Integrated Si3N4 Microring Resonator: A Photon-Pair Source for Quantum Communication

Abstract

Integrated photonics is emerging as a key technology for use in quantum information and communication. Driven by classical communication, which already has a swathe of scalable, efficient, and robust components, integrated photonics promises to transfer quantum science from a mere lab curiosity into a commercial reality. Chip-based quantum light sources are increasingly being recognized as a practical and high-performance alternative to bulky and power-hungry, table-top photon-pair sources. In particular, photon-pair sources based on spontaneous four-wave mixing in microring resonators (MRR) have emerged as a viable integrated photonic solution for quantum information and communication. This thesis relies on silicon nitride (Si3N4) MRR to realize narrowband, telecom photonpair sources. High quality factor MRRs are enabled by the low propagation losses in the Si3N4 platform; in this thesis, they are exploited to realize bright photon-pair sources with heralded spectral purity up to 0.98. Low quality factor MRRs are exploited for a proof-of-concept high-rate sequential time-bin entanglement with net visibilities up to 99.96 ± 0.03 %. For the goal of practical, real-world deployment of integrated photon-pair sources, it is not enough to demonstrate the performance of a single source.
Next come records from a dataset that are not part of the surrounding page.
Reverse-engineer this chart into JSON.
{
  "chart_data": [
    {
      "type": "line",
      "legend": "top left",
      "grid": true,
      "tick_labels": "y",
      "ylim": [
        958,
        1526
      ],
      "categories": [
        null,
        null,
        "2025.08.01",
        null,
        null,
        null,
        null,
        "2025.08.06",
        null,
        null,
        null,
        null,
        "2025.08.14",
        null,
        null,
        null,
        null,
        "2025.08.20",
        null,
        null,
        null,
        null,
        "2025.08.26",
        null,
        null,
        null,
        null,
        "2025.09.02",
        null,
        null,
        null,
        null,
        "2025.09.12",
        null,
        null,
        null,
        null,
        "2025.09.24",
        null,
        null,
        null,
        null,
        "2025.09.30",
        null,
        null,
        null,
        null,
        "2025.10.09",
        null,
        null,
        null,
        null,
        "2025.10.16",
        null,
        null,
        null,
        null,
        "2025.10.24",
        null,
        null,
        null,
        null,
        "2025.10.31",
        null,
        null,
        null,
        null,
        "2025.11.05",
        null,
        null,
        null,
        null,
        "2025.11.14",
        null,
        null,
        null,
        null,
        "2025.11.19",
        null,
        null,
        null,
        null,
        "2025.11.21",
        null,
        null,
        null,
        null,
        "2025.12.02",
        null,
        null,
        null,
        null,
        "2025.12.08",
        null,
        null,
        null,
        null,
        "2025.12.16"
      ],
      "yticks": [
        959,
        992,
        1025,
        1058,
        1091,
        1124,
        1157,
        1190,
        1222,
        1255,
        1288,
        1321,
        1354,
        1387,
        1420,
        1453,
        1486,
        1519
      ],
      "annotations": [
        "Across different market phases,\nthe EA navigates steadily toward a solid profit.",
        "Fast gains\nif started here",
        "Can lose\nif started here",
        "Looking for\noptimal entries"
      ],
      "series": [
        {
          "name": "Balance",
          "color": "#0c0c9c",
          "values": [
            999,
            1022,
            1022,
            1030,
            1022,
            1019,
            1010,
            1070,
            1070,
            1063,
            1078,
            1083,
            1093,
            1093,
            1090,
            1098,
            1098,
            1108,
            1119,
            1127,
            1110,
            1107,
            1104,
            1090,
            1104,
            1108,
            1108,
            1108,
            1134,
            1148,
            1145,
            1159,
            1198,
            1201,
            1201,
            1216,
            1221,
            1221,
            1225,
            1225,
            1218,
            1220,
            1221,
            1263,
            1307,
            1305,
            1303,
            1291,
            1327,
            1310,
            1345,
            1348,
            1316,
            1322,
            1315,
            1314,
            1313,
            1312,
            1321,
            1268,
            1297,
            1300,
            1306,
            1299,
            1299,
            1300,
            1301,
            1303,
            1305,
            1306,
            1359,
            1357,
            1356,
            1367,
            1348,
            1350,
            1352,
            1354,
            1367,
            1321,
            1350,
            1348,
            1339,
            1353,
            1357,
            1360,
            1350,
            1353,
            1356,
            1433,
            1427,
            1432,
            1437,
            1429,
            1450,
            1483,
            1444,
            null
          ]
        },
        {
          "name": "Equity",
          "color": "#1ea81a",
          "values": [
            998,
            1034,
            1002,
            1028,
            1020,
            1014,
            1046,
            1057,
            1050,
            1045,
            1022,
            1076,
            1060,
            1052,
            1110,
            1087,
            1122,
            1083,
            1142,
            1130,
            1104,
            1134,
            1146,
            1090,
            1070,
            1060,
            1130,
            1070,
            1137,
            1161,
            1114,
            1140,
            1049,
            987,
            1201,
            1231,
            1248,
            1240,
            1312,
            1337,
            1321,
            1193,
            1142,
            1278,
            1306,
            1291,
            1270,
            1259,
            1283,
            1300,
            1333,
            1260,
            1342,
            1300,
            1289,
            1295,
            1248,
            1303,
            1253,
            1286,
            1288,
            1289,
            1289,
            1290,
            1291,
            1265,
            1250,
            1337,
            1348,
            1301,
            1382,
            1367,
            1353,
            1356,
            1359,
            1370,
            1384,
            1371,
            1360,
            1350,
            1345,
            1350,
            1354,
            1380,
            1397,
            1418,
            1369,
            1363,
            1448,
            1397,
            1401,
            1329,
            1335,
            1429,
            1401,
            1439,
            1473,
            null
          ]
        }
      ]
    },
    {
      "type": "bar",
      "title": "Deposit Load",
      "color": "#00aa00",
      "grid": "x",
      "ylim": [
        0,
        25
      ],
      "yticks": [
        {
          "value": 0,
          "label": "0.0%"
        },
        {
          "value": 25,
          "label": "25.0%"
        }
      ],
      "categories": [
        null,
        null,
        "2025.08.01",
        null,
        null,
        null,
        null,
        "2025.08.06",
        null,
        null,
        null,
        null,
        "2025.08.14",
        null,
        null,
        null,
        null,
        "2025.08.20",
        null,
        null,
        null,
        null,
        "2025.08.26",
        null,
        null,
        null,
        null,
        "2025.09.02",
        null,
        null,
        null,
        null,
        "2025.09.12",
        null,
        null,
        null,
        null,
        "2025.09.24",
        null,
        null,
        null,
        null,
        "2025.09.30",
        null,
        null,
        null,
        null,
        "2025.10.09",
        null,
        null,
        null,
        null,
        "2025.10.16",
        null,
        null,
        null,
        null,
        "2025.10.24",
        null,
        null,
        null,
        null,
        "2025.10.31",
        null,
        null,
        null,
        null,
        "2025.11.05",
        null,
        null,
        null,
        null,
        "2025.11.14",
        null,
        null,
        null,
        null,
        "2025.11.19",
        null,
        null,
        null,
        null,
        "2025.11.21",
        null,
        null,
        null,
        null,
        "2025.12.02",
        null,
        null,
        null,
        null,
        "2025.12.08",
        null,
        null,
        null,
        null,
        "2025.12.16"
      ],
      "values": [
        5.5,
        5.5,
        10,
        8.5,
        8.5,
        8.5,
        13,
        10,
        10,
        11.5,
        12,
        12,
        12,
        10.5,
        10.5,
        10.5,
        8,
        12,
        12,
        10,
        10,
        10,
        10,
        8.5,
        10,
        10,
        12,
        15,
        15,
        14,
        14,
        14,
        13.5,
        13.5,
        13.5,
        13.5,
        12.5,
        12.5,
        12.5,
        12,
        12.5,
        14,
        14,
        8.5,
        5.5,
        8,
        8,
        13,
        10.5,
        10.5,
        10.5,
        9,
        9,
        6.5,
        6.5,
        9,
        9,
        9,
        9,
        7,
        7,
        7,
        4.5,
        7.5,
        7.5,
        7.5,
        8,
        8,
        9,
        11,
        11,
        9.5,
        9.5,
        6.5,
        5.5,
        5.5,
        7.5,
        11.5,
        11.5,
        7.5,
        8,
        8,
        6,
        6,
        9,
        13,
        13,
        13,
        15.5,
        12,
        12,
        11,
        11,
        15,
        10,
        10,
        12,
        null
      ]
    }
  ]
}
One also needs to demonstrate their high-performance operation in complex quantum networking protocols, such as entanglement swapping between genuinely independent sources. Here, for the first time, we demonstrate entanglement swapping between two independent, spatially separated, and asynchronously-pumped MRR photon-pair sources. Our sources operate in the continuous-wave regime, and time-resolved detection results in high Hong-Ou-Mandel (93.2 ±1.6 %) and entanglement swapping (91.2 ± 3.4 %) visibilities. Finally, to further improve our rates while maintaining high visibilities in multi-source interference scenarios, the origin of an on-chip-generated noise must be identified and mitigated. Here, we present our first efforts in the quest for tackling this notorious noise problem.